Reduziertes Einkaufsvolumen im Handel

Mittwoch, 4 März, 2020 - 15:45
Der Reifenersatzmarkt gibt nach Ansicht des wdk keinen Hinweis auf eine markante Veränderung des seit Jahren seitwärts verlaufenden Trends.

Laut dem Wirtschaftsverband der deutschen Kautschukindustrie e.V. ging das Jahr 2019 für die deutsche Kautschukindustrie wenig erfolgreich zu Ende. In der 2. Jahreshälfte gaben die Umsätze in der Breite des Produktportfolios gegenüber dem Vorjahr nach.

Wie der Branchenverband mitteilt, hat die globale Schwäche der Industrie 2019 den Absatz sowohl von Reifen als auch von technischen Produkten in der Erstausrüstung beeinträchtigt. Das galt im Jahresverlauf zunächst nur für automobile Zulieferteile, erfasste in der zweiten Jahreshälfte aber das Gros der Produkte der deutschen Kautschukindustrie. Die Reifenlieferungen für das Ersatzgeschäft konnten ebenfalls nicht an das Vorjahresvolumen anknüpfen. Große Marktplayer im Handel hätten ihr Einkaufsvolumen reduziert und stattdessen den Markt aus Lagerbeständen bedient.

Nach wdk-Angaben schrumpfte der Branchenumsatz insgesamt gegenüber 2018 um 4,2 Prozent auf knapp 11 Milliarden Euro. Für 2020 erwarten Verband und Unternehmen eine Seitwärtsentwicklung bei den Umsätzen mit Tendenz zur „roten Null“. Auch das Investitionsvolumen dürfte 2020 im Vergleich zum Vorjahr merklich sinken, so die wdk-Verantwortlichen. Parallel zu den Umsätzen gaben 2019 auch Beschäftigung und Produktion in der Branche nach, wird weiter ausgeführt. Zahlreiche Unternehmen hätten von der Möglichkeit, auf Kurzarbeit umzustellen, bereits Gebrauch machen müssen oder dies angemeldet. Mit der sinkenden inländischen Produktion erreichte auch die Kapazitätsauslastung an den Fertigungsstandorten offenbar den niedrigsten Wert seit Jahren.

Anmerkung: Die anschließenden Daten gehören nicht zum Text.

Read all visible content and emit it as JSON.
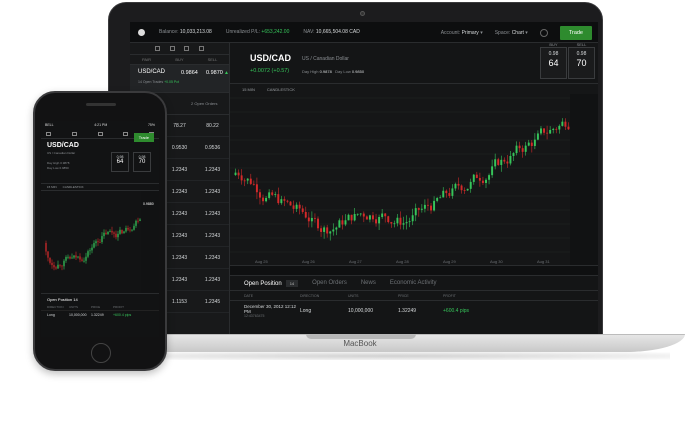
{
  "laptop": {
    "brand": "MacBook",
    "topbar": {
      "balance_label": "Balance:",
      "balance_value": "10,033,213.08",
      "upl_label": "Unrealized P/L:",
      "upl_value": "+653,242.00",
      "nav_label": "NAV:",
      "nav_value": "10,665,504.08 CAD",
      "account_label": "Account:",
      "account_value": "Primary",
      "space_label": "Space:",
      "space_value": "Chart",
      "trade_label": "Trade"
    },
    "watchlist": {
      "headers": [
        "PAIR",
        "BUY",
        "SELL"
      ],
      "active": {
        "pair": "USD/CAD",
        "buy": "0.9864",
        "sell": "0.9870",
        "sub": "14 Open Trades",
        "change": "+0.05 Pct"
      },
      "mini": {
        "buy": "1.2343",
        "sell": "1.2343",
        "left_sub": "0.5 Pct",
        "right_sub": "2 Open Orders"
      },
      "rows": [
        {
          "buy": "78.27",
          "sell": "80.22"
        },
        {
          "buy": "0.9530",
          "sell": "0.9536"
        },
        {
          "buy": "1.2343",
          "sell": "1.2343"
        },
        {
          "buy": "1.2343",
          "sell": "1.2343"
        },
        {
          "buy": "1.2343",
          "sell": "1.2343"
        },
        {
          "buy": "1.2343",
          "sell": "1.2343"
        },
        {
          "buy": "1.2343",
          "sell": "1.2343"
        },
        {
          "buy": "1.2343",
          "sell": "1.2343"
        },
        {
          "buy": "1.1153",
          "sell": "1.2345"
        }
      ]
    },
    "header": {
      "pair": "USD/CAD",
      "name": "US / Canadian Dollar",
      "change": "+0.0072 (+0.57)",
      "day_high_label": "Day High",
      "day_high": "0.9878",
      "day_low_label": "Day Low",
      "day_low": "0.9850",
      "buy": {
        "label": "BUY",
        "small": "0.98",
        "big": "64"
      },
      "sell": {
        "label": "SELL",
        "small": "0.98",
        "big": "70"
      }
    },
    "chart_toolbar": {
      "interval": "15 MIN",
      "type": "CANDLESTICK"
    },
    "chart_x_labels": [
      "Aug 25",
      "Aug 26",
      "Aug 27",
      "Aug 28",
      "Aug 29",
      "Aug 30",
      "Aug 31"
    ],
    "positions": {
      "tabs": [
        "Open Position",
        "Open Orders",
        "News",
        "Economic Activity"
      ],
      "count": "14",
      "headers": [
        "DATE",
        "DIRECTION",
        "UNITS",
        "PRICE",
        "PROFIT"
      ],
      "row": {
        "date": "December 30, 2012  12:12 PM",
        "date_sub": "12:43763475",
        "direction": "Long",
        "units": "10,000,000",
        "price": "1.32249",
        "profit": "+600.4 pips"
      }
    }
  },
  "phone": {
    "status": {
      "carrier": "BELL",
      "time": "4:21 PM",
      "battery": "75%"
    },
    "pair": "USD/CAD",
    "name": "US / Canadian Dollar",
    "trade_label": "Trade",
    "day_high_label": "Day High",
    "day_high": "0.9878",
    "day_low_label": "Day Low",
    "day_low": "0.9850",
    "buy": {
      "small": "0.98",
      "big": "64"
    },
    "sell": {
      "small": "0.98",
      "big": "70"
    },
    "toolbar": {
      "interval": "15 MIN",
      "type": "CANDLESTICK"
    },
    "price_tag": "0.9880",
    "positions": {
      "tab": "Open Position",
      "count": "14",
      "headers": [
        "DIRECTION",
        "UNITS",
        "PRICE",
        "PROFIT"
      ],
      "row": {
        "direction": "Long",
        "units": "10,000,000",
        "price": "1.32249",
        "profit": "+600.4 pips"
      }
    }
  },
  "colors": {
    "up": "#36c45a",
    "down": "#d42a2a",
    "accent": "#2e8b2e"
  }
}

Negativ wirkt zum Jahresbeginn 2020 neben der Nachfrageschwäche – insbesondere in China – die wachsende Bedrohung für die Wertschöpfung durch die sich ausbreitende Coronavirus-Epidemie. Schwierigkeiten in den Lieferketten werden laut den Branchenexperten wahrscheinlicher, auch wenn der Einfluss auf die Rohstoffversorgung der Branche aktuell noch als überschaubar beschrieben wird. Die Analyse der Absatzentwicklung ist jedoch eine andere: Ein Viertel der deutschen Hersteller technischer Produkte erwartet einen starken Einfluss auf ihr Geschäft und weitere 50 Prozent sehen zumindest eine spürbare temporäre Beeinträchtigung.

Für 2020 rechnet der wdk mit einer inländischen Fahrzeugproduktion auf dem – aber nicht unter dem – niedrigen Niveau des Jahres 2019. Eine Stagnation der Geschäftsentwicklung erwarten wohl auch weite Teile der Abnehmerschaft von Kautschukprodukten aus dem Verarbeitenden Gewerbe. Der Reifenersatzmarkt gibt nach Ansicht des wdk keinen Hinweis auf eine markante Veränderung des seit Jahren seitwärts verlaufenden Trends. Ein "Null-Wachstum" wird erwartet.